Department of Anaesthesia, The Rotunda Hospital, Parnell Square, Dublin, Ireland.
University of Cape Town, Cape Town, South Africa.
Ir J Med Sci. 2019 Aug;188(3):979-986. doi: 10.1007/s11845-018-1944-5. Epub 2018 Dec 14.
Rigid bronchoscopy may be used to relieve acute airway obstruction following induction of anaesthesia and is a recommended option for management of the difficult airway. The ability of anaesthetists to perform rigid bronchoscopy has not been reported. We sought to explore the acquisition of procedural skill in rigid bronchoscopy by anaesthesiologists in a manikin.
In a prospective interventional study, participants were asked to perform 40 rigid bronchoscopies in a TruCorp AirSim Advance airway manikin, configured to a randomised sequence of easy or difficult laryngoscopic grades to which the participants were blinded. The primary outcome was stabilisation (the attempt after which no further reduction in procedural time occurred). Dental injury and oesophageal intubation were also recorded. Forty anaesthesiologists and 40 unskilled controls (without laryngoscopic skills) participated.
In the easy model, stabilisation occurred at attempt 8 in the anaesthesiology group and 10 in the unskilled controls. In the difficult model, stabilisation occurred at attempt 10 in both groups. Dental injury was less common in the anaesthesiology group. The proportion of participants achieving procedural competency did not differ between groups in either the easy (35/40 vs. 30/40) or difficult model (32/40 vs. 25/40).

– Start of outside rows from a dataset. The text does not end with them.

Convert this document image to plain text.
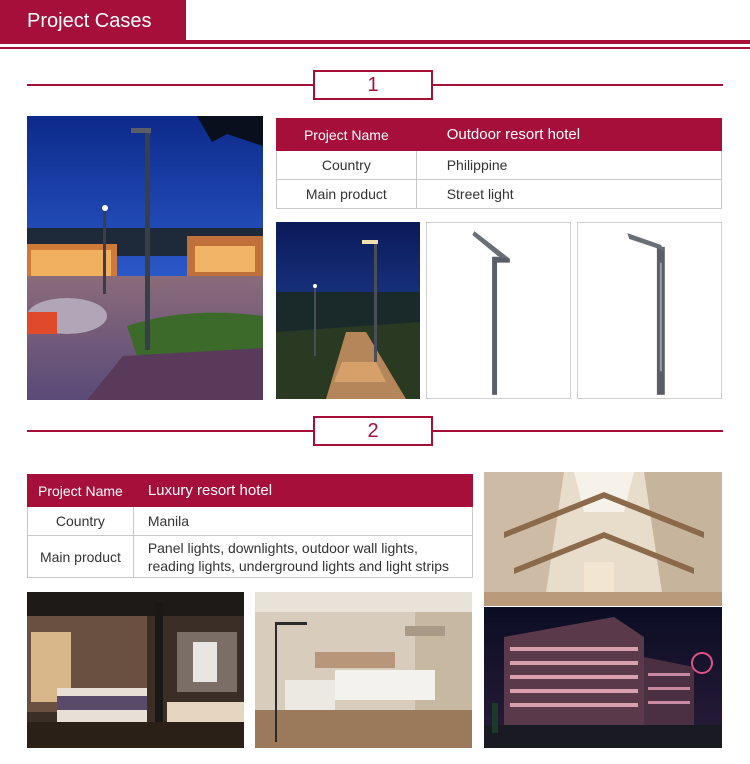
Project Cases
1
Project Name	Outdoor resort hotel
Country	Philippine
Main product	Street light
2
Project Name	Luxury resort hotel
Country	Manila
Main product	Panel lights, downlights, outdoor wall lights,
reading lights, underground lights and light strips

This study shows that the technical skill of rigid bronchoscopy can be acquired within 10 repetitions in a manikin model. As procedural competence and complication frequency vary with the laryngoscopic grade of the model, both easy and difficult configurations should be used for training. Advanced laryngoscopic skills are not required prior to training in this technique.

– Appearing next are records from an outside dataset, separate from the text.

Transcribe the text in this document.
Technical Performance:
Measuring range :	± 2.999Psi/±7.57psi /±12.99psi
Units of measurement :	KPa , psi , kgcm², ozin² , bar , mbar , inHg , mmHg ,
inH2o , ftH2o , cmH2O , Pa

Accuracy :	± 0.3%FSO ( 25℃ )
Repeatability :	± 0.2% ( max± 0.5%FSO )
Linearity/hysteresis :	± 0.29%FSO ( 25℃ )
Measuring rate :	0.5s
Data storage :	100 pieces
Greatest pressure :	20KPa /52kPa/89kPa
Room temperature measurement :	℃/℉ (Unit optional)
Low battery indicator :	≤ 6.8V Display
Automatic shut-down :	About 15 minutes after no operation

在全身麻醉诱导后发生急性气道阻塞时,可使用硬性支气管镜来缓解气道阻塞,这是处理困难气道的推荐方法。麻醉师进行硬性支气管镜检查的能力尚未得到报道。我们试图在模拟人体模型中探索麻醉师在硬性支气管镜检查方面的程序技能获取情况。
在一项前瞻性干预研究中,要求参与者在 TruCorp AirSim Advance 气道模拟人体模型中进行 40 次硬性支气管镜检查,该模型按照参与者无法看到的随机困难或容易的喉镜分级序列进行配置。主要结果是稳定(即尝试后程序时间不再减少的尝试)。还记录了牙齿损伤和食管插管。共有 40 名麻醉师和 40 名非熟练对照组(无喉镜技能)参加。
在容易模型中,麻醉组在尝试 8 次时达到稳定,而非熟练对照组在尝试 10 次时达到稳定。在困难模型中,两组均在尝试 10 次时达到稳定。在麻醉组中,牙齿损伤的发生率较低。在容易模型(35/40 与 30/40)或困难模型(32/40 与 25/40)中,两组达到程序能力的参与者比例均无差异。
本研究表明,在模拟人体模型中,硬性支气管镜检查的技术技能可以在 10 次重复内获得。由于程序能力和并发症频率随模型的喉镜分级而变化,因此应同时使用容易和困难的配置进行培训。在进行该技术培训之前,不需要高级的喉镜技能。